Sekelumit Keputusan Menjelang Musywil Muhammadiyah Sulsel
Beberapa Bulan sebelum Musyawarah Wilayah Muhammadiyah Sulawesi Selatan yang dicanangkan pada saat pandemi 2022, Buya “ditunjuk” untuk mengurus pondok pesantren Darul Arqam Gombara, pondok yang dulu menjadi kebanggaan masyarakat muhammadiyah Sulawesi Selatan karena prestasinya yang gemilang, dan karena lulusan-lulusannya banyak yang berhasil dan suskses di hampir semua sektor, santri-santrinya yang sangat piyawai dalam berdakwah dan segudang prestasi lain yang ‘menggunung’. namun belakangan ditempa konflik internal, karena begitu kompleks pada akhirnya pondok tersebut terbagi menjadi pondok Darul Aman dan pondok Darul Aqram Gombara yang masih bertahan hingga kini.
Di pondok yang disebutkan terakhir tadilah Buya Ahmad Tawalla diminta mengabdi sebagai pimpinan pondok dengan harapan oleh pimpinan wilayah amanah tersebut diberikan kepada Buya untuk membenahi beberapa hal yang mesti (jika tidak ingin mengatakan mendesak) serta perlu dibenahi demi membawa pondok Darul Arqom gombara maju dan menjadi kebanggaan masyarakat muhammadiyah Sulawesi Selatan dan masyarakat pada umumnya.
Dengan karakter Buya yang sangat prinsipil serta tegas, amanah sebagai kepala pondok yang sangat prinsip tersebut dijalankan dengan merombak beberapa struktur pimpinan yang ada, merekrut pembina baru yang dipandang profesional demi mempercepat terwujudnya visi pondok, menaikkan upah beberapa jabatan, tenaga, atau pengurus “akar rumput” agar lebih profesional dalam bekerja, serta mendistribusikan (kalau tidak ingin mengatakan menurunkan) upah beberapa jabatan, tenaga, atau pengurus (upah jabatan ya, bukan upah person) “elit” pondok yang dipandang perlu untuk diturunkan.

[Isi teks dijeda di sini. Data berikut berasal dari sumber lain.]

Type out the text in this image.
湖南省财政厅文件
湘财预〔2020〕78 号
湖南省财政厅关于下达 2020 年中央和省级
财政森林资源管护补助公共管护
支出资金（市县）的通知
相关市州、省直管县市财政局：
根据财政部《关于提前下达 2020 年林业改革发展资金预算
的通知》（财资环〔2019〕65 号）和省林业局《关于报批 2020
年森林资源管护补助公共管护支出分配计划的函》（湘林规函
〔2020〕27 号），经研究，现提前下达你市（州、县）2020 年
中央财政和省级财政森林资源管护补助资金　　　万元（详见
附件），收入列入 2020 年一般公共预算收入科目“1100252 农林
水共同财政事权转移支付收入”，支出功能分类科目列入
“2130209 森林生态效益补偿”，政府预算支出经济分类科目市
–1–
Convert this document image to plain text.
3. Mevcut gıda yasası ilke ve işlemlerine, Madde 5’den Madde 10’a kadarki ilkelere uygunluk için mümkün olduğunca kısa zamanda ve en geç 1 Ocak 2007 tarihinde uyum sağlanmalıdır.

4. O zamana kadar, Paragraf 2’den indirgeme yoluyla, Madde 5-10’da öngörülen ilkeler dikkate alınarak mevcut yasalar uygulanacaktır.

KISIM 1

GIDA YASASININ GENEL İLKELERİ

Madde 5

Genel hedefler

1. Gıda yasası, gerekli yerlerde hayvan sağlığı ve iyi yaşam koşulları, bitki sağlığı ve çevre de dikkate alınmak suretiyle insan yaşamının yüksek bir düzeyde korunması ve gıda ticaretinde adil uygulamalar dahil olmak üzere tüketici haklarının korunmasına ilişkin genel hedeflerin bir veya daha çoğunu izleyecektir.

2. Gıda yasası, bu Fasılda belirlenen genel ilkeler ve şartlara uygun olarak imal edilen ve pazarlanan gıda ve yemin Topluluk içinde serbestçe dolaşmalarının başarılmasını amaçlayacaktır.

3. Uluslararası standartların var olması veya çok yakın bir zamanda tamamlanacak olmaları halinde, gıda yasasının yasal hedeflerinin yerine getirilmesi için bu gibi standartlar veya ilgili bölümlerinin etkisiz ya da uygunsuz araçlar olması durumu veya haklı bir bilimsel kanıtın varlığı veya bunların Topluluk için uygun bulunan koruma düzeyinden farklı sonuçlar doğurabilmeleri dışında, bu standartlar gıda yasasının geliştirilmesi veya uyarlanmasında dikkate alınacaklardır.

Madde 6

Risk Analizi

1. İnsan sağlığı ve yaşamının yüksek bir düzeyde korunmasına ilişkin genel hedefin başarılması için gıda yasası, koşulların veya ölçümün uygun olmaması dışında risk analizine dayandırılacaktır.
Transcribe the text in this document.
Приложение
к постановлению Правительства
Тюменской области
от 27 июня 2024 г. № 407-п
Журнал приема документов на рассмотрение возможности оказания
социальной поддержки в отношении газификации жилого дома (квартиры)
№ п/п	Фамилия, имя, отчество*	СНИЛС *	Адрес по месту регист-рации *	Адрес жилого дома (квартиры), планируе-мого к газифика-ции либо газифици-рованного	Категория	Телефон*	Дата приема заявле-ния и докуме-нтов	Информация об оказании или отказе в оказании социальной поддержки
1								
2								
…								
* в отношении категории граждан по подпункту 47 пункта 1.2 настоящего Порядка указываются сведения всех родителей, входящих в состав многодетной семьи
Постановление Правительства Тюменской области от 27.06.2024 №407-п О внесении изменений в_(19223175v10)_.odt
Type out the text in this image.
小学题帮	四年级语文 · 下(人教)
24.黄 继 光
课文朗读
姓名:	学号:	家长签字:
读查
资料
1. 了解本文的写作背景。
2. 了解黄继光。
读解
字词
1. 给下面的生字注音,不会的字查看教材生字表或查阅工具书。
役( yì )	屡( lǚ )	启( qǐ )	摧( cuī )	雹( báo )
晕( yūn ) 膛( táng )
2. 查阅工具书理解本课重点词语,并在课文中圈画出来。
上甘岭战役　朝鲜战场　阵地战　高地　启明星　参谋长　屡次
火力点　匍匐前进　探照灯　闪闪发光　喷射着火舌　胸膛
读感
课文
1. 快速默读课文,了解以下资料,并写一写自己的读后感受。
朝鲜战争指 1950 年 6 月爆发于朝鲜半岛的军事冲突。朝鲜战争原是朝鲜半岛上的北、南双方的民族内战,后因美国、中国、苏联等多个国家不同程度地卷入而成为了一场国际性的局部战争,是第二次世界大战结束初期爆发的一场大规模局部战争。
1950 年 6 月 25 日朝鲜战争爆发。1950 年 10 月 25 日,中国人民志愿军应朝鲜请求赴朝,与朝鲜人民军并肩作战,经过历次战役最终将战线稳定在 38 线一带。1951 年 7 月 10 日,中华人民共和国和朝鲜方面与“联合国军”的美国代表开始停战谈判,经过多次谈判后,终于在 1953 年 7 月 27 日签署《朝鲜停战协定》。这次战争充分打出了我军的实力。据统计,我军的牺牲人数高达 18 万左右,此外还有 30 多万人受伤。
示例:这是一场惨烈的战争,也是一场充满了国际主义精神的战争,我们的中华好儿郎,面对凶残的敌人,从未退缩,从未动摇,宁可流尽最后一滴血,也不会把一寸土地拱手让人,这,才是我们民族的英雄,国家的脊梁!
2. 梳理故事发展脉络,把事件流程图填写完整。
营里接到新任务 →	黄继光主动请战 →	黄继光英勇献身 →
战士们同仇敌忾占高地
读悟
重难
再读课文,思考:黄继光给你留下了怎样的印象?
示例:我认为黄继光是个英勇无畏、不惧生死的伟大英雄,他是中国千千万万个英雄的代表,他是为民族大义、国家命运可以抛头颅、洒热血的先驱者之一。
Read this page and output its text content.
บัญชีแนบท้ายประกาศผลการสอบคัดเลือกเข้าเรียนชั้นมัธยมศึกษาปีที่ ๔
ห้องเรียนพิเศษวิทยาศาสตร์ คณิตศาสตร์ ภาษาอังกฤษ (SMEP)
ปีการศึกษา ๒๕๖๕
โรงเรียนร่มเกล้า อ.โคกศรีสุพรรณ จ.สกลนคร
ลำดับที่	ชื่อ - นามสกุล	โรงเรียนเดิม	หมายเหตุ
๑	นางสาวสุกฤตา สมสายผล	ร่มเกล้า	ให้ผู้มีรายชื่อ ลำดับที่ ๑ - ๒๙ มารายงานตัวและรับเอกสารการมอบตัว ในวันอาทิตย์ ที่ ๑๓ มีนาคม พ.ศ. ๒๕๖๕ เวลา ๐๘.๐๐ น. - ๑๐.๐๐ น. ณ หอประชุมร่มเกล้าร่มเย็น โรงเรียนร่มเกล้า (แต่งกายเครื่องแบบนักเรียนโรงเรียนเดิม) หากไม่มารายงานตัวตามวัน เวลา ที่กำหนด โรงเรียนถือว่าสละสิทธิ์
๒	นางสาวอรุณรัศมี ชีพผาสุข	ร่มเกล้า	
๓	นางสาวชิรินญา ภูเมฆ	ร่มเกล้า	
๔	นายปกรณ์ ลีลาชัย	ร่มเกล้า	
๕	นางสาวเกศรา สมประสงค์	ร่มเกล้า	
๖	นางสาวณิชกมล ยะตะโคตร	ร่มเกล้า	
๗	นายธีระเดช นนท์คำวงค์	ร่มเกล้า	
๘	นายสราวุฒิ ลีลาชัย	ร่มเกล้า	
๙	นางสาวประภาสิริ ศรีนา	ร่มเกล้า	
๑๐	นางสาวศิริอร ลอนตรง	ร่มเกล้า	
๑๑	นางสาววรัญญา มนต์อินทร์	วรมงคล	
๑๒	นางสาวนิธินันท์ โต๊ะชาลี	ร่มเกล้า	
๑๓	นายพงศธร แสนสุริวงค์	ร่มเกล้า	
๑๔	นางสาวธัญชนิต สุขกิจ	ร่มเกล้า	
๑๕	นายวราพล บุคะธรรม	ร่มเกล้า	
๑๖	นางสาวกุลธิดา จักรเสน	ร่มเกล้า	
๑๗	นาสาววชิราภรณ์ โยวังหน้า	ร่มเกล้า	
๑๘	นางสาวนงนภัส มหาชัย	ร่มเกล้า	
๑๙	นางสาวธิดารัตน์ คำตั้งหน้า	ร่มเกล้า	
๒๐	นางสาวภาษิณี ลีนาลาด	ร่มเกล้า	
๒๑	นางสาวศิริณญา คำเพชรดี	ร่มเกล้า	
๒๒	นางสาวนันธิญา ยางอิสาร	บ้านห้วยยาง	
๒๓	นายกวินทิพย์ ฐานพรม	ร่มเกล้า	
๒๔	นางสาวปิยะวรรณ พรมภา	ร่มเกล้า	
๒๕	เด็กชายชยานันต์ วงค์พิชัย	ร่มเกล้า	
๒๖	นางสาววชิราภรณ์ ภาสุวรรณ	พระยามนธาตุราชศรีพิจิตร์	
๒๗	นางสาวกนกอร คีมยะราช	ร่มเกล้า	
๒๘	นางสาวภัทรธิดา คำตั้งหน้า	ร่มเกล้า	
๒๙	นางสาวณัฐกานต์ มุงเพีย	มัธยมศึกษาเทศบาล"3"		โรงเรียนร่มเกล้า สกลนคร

Serta mengalokasikan dana yang seharusnya dialokasikan kepada pembangunan dan hal-hal lain yang menunjang kemajuan pondok. Hasilnya sangat drastis, pembangunan beberpa bagungan kembali terlihat, reqrutmen tenaga pengajar baru membawa ghirah baru menuntut ilmu untuk para santri, para tenaga makin profesional dalam bekerja, dan banyak hal positif lain yang terus bermunculan.
Rupaya pembaharuan yang cukup pesat diinternal pondok mengusik kelompok-kelompok atau oknum tertentu, pembaharuan di internal Muhammadiyah dimusuhi oleh oknum Muhammadiyah sendiri. Buya akhirnya ditekan dari berbagai arah sehingga menyebabkan Buya jatuh sakit, berbulan-bulan Buya membawa dan memikul sakit yang diderita karena tekanan beberapa oknum yang menggerakkan perangkat dari dalam dan di luar pondok. Pada akhirnya karena alasan kesehatan keluarga meminta Buya digantikan dari pimpinan dan diminta untuk istrahat total demi pemulihan kesehatan.
Setelah pulih total, menjelang Musyawarah Wilayah Muhammadiyah Sulawesi Selatan bergulir, sejumlah masyarakat Muhammadiyah meminta Buya untuk mencalonkan diri sebagai kandidat formatur, nama Buya sempat dirumorkan menjadi salah satu kandidat kuat, dimasukkan dalam daftar calon formatur, namun dengan penuh sadar Buya mengirimkan surat tidak bersedia untuk mencalonkan.
Alasan Buya untuk tidak mencalonkan sederhana, Buya ingin mengurus Muhammadiyah Sulawesi selatan dari luar, bukan dalam struktur, tapi dari sisi kultur. Muhammadiyah setidaknya butuh sosok yang melihat dari luar kekurangan, untuk diisi dikemudian hari, dan Buya ingin di posisi itu, di posisi luar struktur Muhammadiyah.
Buya sangat berharap formatur yang nantinya terpilih di Muhammadiyah legowo menerima masukan dan kritik ketika memimpin, tidak merasa benar sendiri, serta jika memungkinkan untuk menjadikan amanah Pimpinan Wilayah Muhammadiyah Sulawesi Selatan sebagai satu-satunya amanah yang dititipkan Allah untuk mengurus Muhammadiyah Sulawesi Selatan dengan Kompleksitas masalahnya, agar lebih fokus mengurus umat.